Edward Danner (February 14, 1900 – January 1, 1970) was a butcher and state legislator in Nebraska. A member of the Nebraska state legislature from 1963 until his death in 1970, he represented North Omaha in the state senate. The only African American state senator in Nebraska at the time, he advocated for civil rights and equal protection under the law. He was a Democrat.

== Personal life ==
Danner was born in Guthrie, Oklahoma, in 1900. He settled in Omaha.

== Career ==
Danner worked as a butcher in South Omaha for Swift & Co. He was a field representative and a vice president of the United Packinghouse Workers of America, Local 47, which represented laborers in the meat packing industry.

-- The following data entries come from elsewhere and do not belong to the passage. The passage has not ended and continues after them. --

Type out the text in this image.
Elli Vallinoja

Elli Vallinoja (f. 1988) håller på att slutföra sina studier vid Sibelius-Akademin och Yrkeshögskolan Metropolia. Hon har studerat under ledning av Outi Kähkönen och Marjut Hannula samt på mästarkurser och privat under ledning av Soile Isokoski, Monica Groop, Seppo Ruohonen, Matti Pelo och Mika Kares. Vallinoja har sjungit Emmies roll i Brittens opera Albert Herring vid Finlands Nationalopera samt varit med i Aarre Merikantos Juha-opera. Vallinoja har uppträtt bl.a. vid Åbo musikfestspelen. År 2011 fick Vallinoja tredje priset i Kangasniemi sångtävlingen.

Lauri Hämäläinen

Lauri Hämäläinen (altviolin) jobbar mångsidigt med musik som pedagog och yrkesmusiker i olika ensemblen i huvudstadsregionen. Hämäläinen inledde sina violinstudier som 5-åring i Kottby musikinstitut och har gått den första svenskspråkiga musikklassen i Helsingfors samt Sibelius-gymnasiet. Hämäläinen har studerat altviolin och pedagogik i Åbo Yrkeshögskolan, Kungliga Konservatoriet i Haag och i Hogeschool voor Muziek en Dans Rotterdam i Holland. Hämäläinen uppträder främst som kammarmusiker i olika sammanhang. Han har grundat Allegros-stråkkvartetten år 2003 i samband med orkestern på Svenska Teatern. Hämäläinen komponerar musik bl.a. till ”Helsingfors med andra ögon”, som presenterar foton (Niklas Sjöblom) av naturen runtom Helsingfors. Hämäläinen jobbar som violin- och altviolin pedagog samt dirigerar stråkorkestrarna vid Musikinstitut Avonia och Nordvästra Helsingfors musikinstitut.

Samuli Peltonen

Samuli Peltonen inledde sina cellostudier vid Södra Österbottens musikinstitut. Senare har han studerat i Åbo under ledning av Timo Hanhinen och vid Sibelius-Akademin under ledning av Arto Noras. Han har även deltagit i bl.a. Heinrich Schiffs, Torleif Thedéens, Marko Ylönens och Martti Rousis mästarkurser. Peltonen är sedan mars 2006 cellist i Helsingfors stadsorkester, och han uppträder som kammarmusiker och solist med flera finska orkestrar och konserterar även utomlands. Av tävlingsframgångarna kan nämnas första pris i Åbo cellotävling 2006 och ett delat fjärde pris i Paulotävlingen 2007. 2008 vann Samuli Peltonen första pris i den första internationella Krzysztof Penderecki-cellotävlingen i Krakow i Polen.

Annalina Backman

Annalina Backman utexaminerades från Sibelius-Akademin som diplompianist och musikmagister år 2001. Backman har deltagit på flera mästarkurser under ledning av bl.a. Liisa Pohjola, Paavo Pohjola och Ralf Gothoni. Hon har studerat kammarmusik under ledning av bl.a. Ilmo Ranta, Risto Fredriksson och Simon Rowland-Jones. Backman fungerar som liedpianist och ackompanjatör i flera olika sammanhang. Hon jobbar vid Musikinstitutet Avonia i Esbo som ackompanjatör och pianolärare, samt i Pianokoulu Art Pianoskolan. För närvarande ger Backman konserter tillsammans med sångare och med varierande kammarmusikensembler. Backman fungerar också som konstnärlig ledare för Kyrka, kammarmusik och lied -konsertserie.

Danner was a Nebraska state senator beginning in 1963, representing North Omaha. He was the only African-American senator during the civil rights era. Many of the legislative issues Danner worked on included bills decriminalizing interracial marriage and working to create laws to have fair housing enacted in Omaha.

In June 1963, Danner spoke at Nebraska's first civil rights march in Lincoln.

Danner died in office in 1970. Governor Norbert Tiemann appointed George W. Althouse to serve the remainder of his term.

== Personal life ==
Edward Danner had a child in San Francisco before he married. Danner married Emogene Danner. He had nine children.